# 📊 Exploratory Data Analysis (EDA)

This notebook provides **code templates and checklists** for performing **EDA on datasets** to understand their structure, relationships, and potential issues.

### 🔹 What’s Covered:
- Dataset overview (shape, types, missing values)
- Summary statistics
- Data visualization (histograms, boxplots, scatter plots, correlation heatmaps)
- Outlier detection & feature distributions


In [None]:

# Ensure required libraries are installed (Uncomment if necessary)
# !pip install pandas numpy matplotlib seaborn



## 🏗️ Dataset Overview

✅ Check the **shape** of the dataset.  
✅ Inspect **data types** and detect incorrect types.  
✅ Identify **missing values** and assess their impact.  


In [None]:

import pandas as pd

# Load dataset (replace with your actual file)
df = pd.read_csv("your_dataset.csv")

# Display basic info
print("Dataset Shape:", df.shape)
print("Column Data Types:")
print(df.dtypes)

# Check for missing values
print("Missing Values:")
print(df.isnull().sum())



## 📈 Summary Statistics

✅ Check **mean, median, min, max, standard deviation**.  
✅ Compare distributions across different features.  
✅ Detect **skewness** and potential anomalies.  


In [None]:

# Summary statistics for numerical columns
print(df.describe())

# Summary statistics for categorical columns
print(df.describe(include=['object']))



## 📊 Univariate Analysis (Single Variable)

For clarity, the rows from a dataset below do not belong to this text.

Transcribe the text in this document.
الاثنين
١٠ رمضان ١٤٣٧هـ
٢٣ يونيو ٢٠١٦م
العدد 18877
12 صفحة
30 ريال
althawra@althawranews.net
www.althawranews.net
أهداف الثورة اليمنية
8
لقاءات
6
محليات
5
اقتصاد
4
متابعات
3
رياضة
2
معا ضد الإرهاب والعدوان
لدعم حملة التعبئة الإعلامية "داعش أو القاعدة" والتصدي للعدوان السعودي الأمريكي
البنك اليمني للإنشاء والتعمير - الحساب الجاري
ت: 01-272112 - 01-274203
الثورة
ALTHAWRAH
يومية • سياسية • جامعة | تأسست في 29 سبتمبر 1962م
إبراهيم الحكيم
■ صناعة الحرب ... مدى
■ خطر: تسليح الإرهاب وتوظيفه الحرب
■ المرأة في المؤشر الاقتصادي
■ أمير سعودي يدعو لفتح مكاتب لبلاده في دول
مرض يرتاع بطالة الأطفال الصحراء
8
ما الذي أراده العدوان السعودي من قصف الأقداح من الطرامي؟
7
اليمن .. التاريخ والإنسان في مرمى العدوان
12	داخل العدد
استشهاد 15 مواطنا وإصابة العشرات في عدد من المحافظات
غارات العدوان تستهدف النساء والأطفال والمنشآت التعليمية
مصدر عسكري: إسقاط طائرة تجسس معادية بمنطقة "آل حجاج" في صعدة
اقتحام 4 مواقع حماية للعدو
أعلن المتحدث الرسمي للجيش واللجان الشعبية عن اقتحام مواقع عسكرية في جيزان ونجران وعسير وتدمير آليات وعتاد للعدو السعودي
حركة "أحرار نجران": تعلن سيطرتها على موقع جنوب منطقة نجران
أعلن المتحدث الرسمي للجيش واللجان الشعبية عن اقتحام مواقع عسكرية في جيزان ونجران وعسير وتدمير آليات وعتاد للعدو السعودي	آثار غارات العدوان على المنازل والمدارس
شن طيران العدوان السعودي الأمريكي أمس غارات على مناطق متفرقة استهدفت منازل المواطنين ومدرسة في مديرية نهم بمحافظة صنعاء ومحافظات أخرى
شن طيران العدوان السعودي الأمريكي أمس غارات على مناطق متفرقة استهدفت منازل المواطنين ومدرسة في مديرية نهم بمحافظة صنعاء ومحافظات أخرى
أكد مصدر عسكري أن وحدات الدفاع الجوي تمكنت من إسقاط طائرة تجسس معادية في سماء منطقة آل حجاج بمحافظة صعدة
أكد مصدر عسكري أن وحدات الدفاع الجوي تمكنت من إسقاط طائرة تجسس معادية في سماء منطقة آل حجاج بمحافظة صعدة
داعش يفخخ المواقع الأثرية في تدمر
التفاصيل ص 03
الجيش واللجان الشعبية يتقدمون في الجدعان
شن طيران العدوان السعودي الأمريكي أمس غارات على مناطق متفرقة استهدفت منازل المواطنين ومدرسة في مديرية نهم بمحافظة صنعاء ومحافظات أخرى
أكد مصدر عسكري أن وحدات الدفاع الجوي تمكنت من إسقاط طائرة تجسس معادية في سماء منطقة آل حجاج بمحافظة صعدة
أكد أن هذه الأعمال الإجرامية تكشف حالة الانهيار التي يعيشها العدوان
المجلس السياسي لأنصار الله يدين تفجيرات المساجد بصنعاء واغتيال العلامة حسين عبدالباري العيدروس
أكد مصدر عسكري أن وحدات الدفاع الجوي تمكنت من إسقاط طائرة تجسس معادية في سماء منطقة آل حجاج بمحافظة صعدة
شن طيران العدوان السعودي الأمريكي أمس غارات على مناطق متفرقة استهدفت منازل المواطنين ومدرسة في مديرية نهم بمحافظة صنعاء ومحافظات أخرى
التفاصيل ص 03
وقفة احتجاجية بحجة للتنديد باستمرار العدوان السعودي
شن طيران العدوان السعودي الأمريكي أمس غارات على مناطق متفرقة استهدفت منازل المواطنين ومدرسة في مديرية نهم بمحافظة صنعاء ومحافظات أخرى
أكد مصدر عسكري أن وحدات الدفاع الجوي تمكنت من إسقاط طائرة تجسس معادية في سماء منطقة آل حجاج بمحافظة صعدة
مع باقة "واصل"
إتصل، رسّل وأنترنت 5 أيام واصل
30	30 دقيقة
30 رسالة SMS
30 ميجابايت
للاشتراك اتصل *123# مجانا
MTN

✅ Use **histograms** to check data distributions.  
✅ Use **boxplots** to detect outliers.  
✅ Use **count plots** for categorical features.  


In [None]:

import matplotlib.pyplot as plt
import seaborn as sns

# Histogram for a numerical column
plt.hist(df["numeric_column"], bins=30, edgecolor="black")
plt.xlabel("Value")
plt.ylabel("Frequency")
plt.title("Histogram of Numeric Column")
plt.show()

# Boxplot for detecting outliers
sns.boxplot(x=df["numeric_column"])
plt.title("Boxplot of Numeric Column")
plt.show()



## 🔍 Multivariate Analysis (Relationships Between Variables)

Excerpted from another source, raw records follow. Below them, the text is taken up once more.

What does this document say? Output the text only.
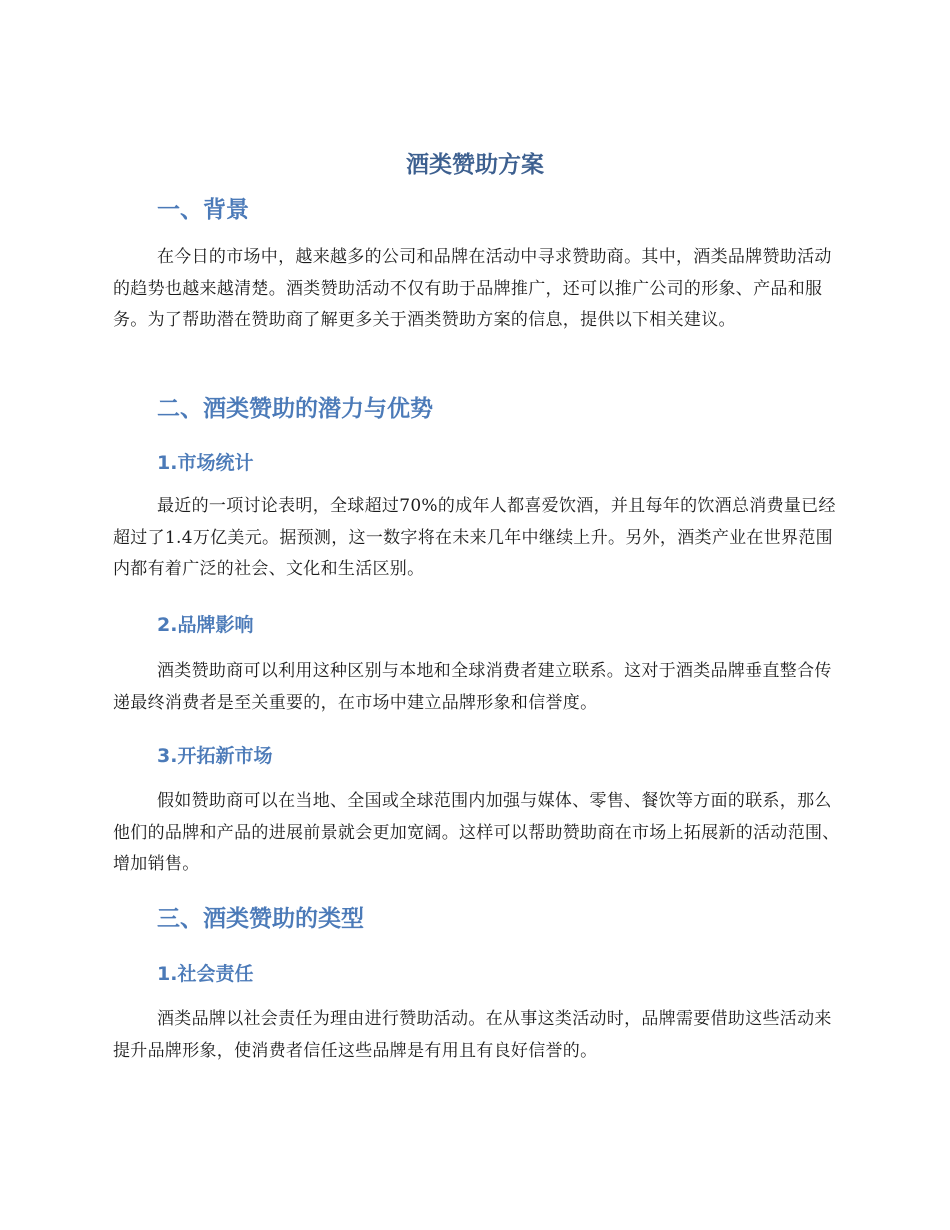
酒类赞助方案
一、背景

在今日的市场中，越来越多的公司和品牌在活动中寻求赞助商。其中，酒类品牌赞助活动的趋势也越来越清楚。酒类赞助活动不仅有助于品牌推广，还可以推广公司的形象、产品和服务。为了帮助潜在赞助商了解更多关于酒类赞助方案的信息，提供以下相关建议。

二、酒类赞助的潜力与优势
1.市场统计

最近的一项讨论表明，全球超过70%的成年人都喜爱饮酒，并且每年的饮酒总消费量已经超过了1.4万亿美元。据预测，这一数字将在未来几年中继续上升。另外，酒类产业在世界范围内都有着广泛的社会、文化和生活区别。

2.品牌影响

酒类赞助商可以利用这种区别与本地和全球消费者建立联系。这对于酒类品牌垂直整合传递最终消费者是至关重要的，在市场中建立品牌形象和信誉度。

3.开拓新市场

假如赞助商可以在当地、全国或全球范围内加强与媒体、零售、餐饮等方面的联系，那么他们的品牌和产品的进展前景就会更加宽阔。这样可以帮助赞助商在市场上拓展新的活动范围、增加销售。

三、酒类赞助的类型
1.社会责任

酒类品牌以社会责任为理由进行赞助活动。在从事这类活动时，品牌需要借助这些活动来提升品牌形象，使消费者信任这些品牌是有用且有良好信誉的。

✅ Use **scatter plots** to check relationships.  
✅ Use **correlation heatmaps** to detect feature correlations.  
✅ Use **pair plots** for a broader perspective.  


In [None]:

# Scatter plot for two numerical variables
plt.scatter(df["column_x"], df["column_y"], alpha=0.5)
plt.xlabel("Column X")
plt.ylabel("Column Y")
plt.title("Scatter Plot of Column X vs Column Y")
plt.show()

# Correlation heatmap
plt.figure(figsize=(8,6))
sns.heatmap(df.corr(), annot=True, cmap="coolwarm", fmt=".2f")
plt.title("Correlation Heatmap")
plt.show()



## 🚨 Outlier Detection

✅ Use the **interquartile range (IQR) method** to detect outliers.  
✅ Consider **log transformation** for highly skewed data.  
✅ Use **clipping** if outliers are extreme but valid.  


In [None]:

# Detecting outliers using IQR
Q1 = df["numeric_column"].quantile(0.25)
Q3 = df["numeric_column"].quantile(0.75)
IQR = Q3 - Q1

# Define outlier bounds
lower_bound = Q1 - 1.5 * IQR
upper_bound = Q3 + 1.5 * IQR

# Identify outliers
outliers = df[(df["numeric_column"] < lower_bound) | (df["numeric_column"] > upper_bound)]
print(outliers)



## ✅ Best Practices & Common Pitfalls

- **Understand the data first**: Don't apply transformations blindly.  
- **Visualize distributions**: Summary statistics alone may miss key patterns.  
- **Beware of data leakage**: Don't use information from the test set in EDA.  
- **Handle missing values carefully**: Different strategies work for different datasets.